Sentence Clustering with BERT project which aim to use state-of-the-art BERT models to compute vectors for sentences. A few tools are also implemented to explore those vectors and how sentences are related to each others in the latent space.
- Create vectors from raw data :
#How to transform raw french texts into vectors using BERT model.
from SCBert.SCBert import Vectorizer
vectorizer = Vectorizer("flaubert")
text_vectors = vectorizer.vectorize(data)
- Explore the embedded space :
#How to explore the relation in your data.
from SCBert.SCBert import EmbeddingExplorer
ee = EmbeddingExplorer(data,text_vectors)
labels = ee.cluster(k=3) #Cluster with k-means
ee.extract_keywords() #Extract keywords using Rake algorithm, then accessible with ee.keywords
ee.explore(color = labels) #Generate a plot with PCA of the embedded vectors with colors corresponding to the labels
There is a built-in example that you can find in the example folder. It comes with it's own data which is the CLS-fr composed of Amazon reviews from different sources (DVD, CD, Livres)
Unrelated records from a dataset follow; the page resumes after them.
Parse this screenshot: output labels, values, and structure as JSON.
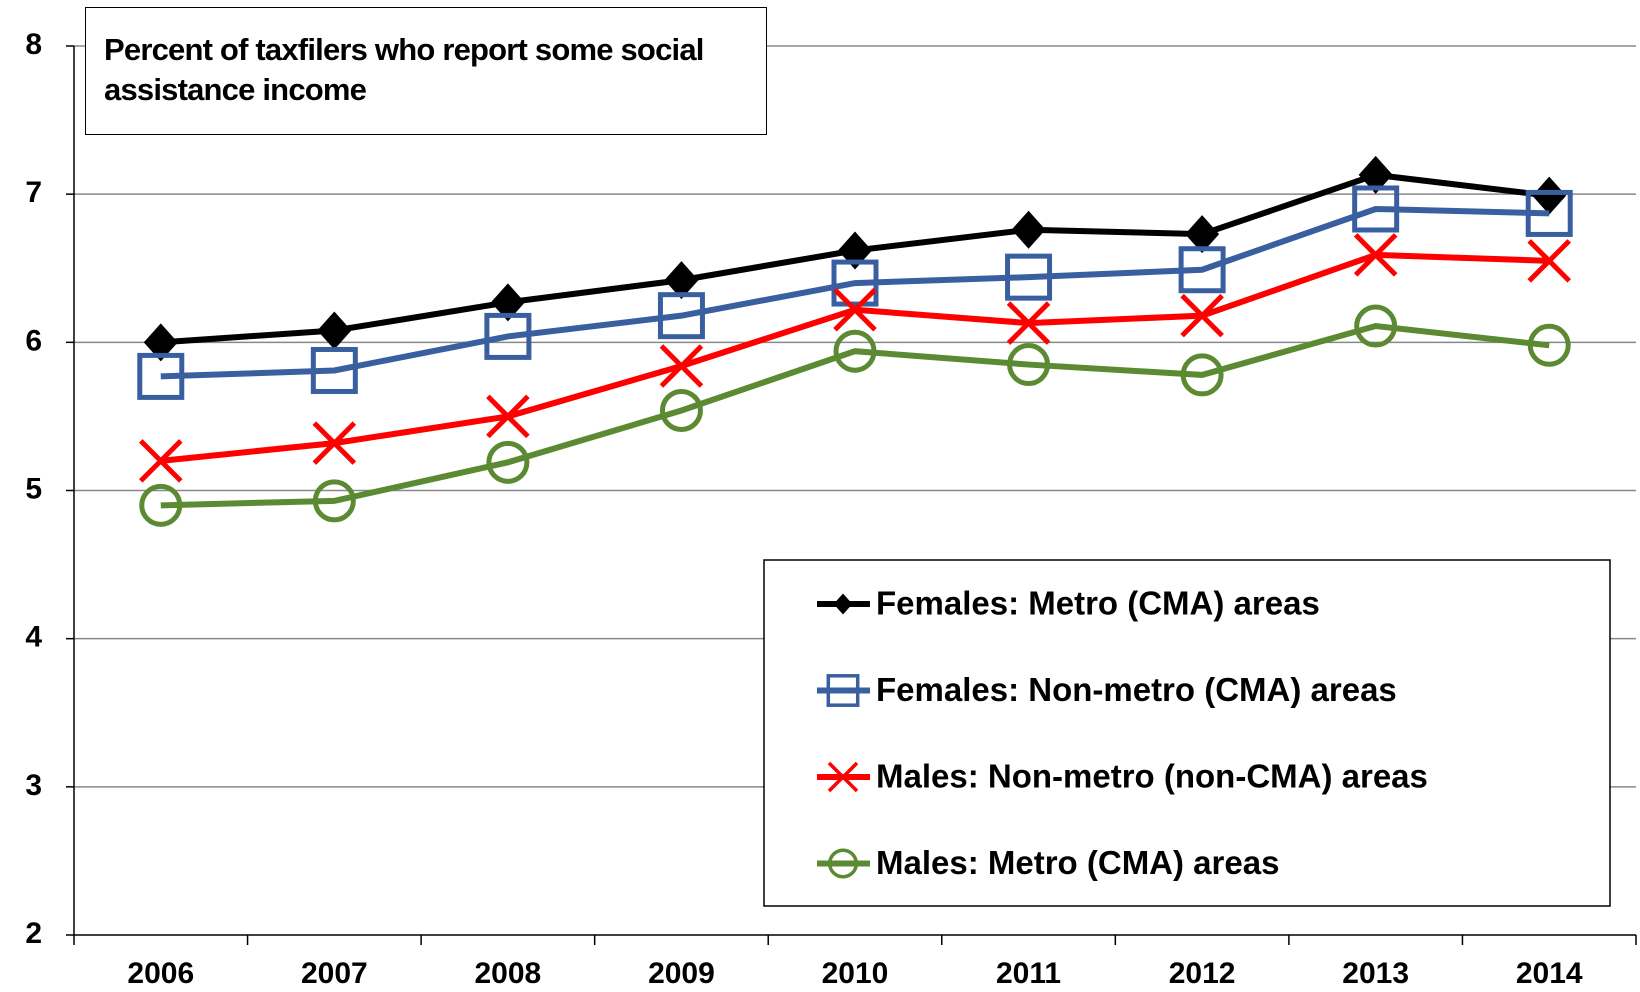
{
  "chart_data": {
    "type": "line",
    "title": "Percent of taxfilers who report some social assistance income",
    "categories": [
      "2006",
      "2007",
      "2008",
      "2009",
      "2010",
      "2011",
      "2012",
      "2013",
      "2014"
    ],
    "series": [
      {
        "name": "Females: Metro (CMA) areas",
        "color": "#000000",
        "marker": "diamond",
        "values": [
          6.0,
          6.08,
          6.27,
          6.42,
          6.62,
          6.76,
          6.73,
          7.13,
          6.99
        ]
      },
      {
        "name": "Females: Non-metro (CMA) areas",
        "color": "#3a5fa0",
        "marker": "square",
        "values": [
          5.77,
          5.81,
          6.04,
          6.18,
          6.4,
          6.44,
          6.49,
          6.9,
          6.87
        ]
      },
      {
        "name": "Males: Non-metro (non-CMA) areas",
        "color": "#ff0000",
        "marker": "x",
        "values": [
          5.2,
          5.32,
          5.5,
          5.84,
          6.22,
          6.13,
          6.18,
          6.59,
          6.55
        ]
      },
      {
        "name": "Males: Metro (CMA) areas",
        "color": "#5b8a32",
        "marker": "circle",
        "values": [
          4.9,
          4.93,
          5.19,
          5.54,
          5.94,
          5.85,
          5.78,
          6.11,
          5.98
        ]
      }
    ],
    "ylim": [
      2,
      8
    ],
    "yticks": [
      2,
      3,
      4,
      5,
      6,
      7,
      8
    ],
    "grid": true
  }
}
You can either download the zip file or use the Pypi package that you can install with the following command :
> pip install SCBert
If you encounter problems during the installation it may be because of the multi-rake dependy with cld2-cffi. I will try to address this later on. To bypass, just follow the instructions :
> export CFLAGS="-Wno-narrowing"
> pip install cld2-cffi
> pip install multi-rake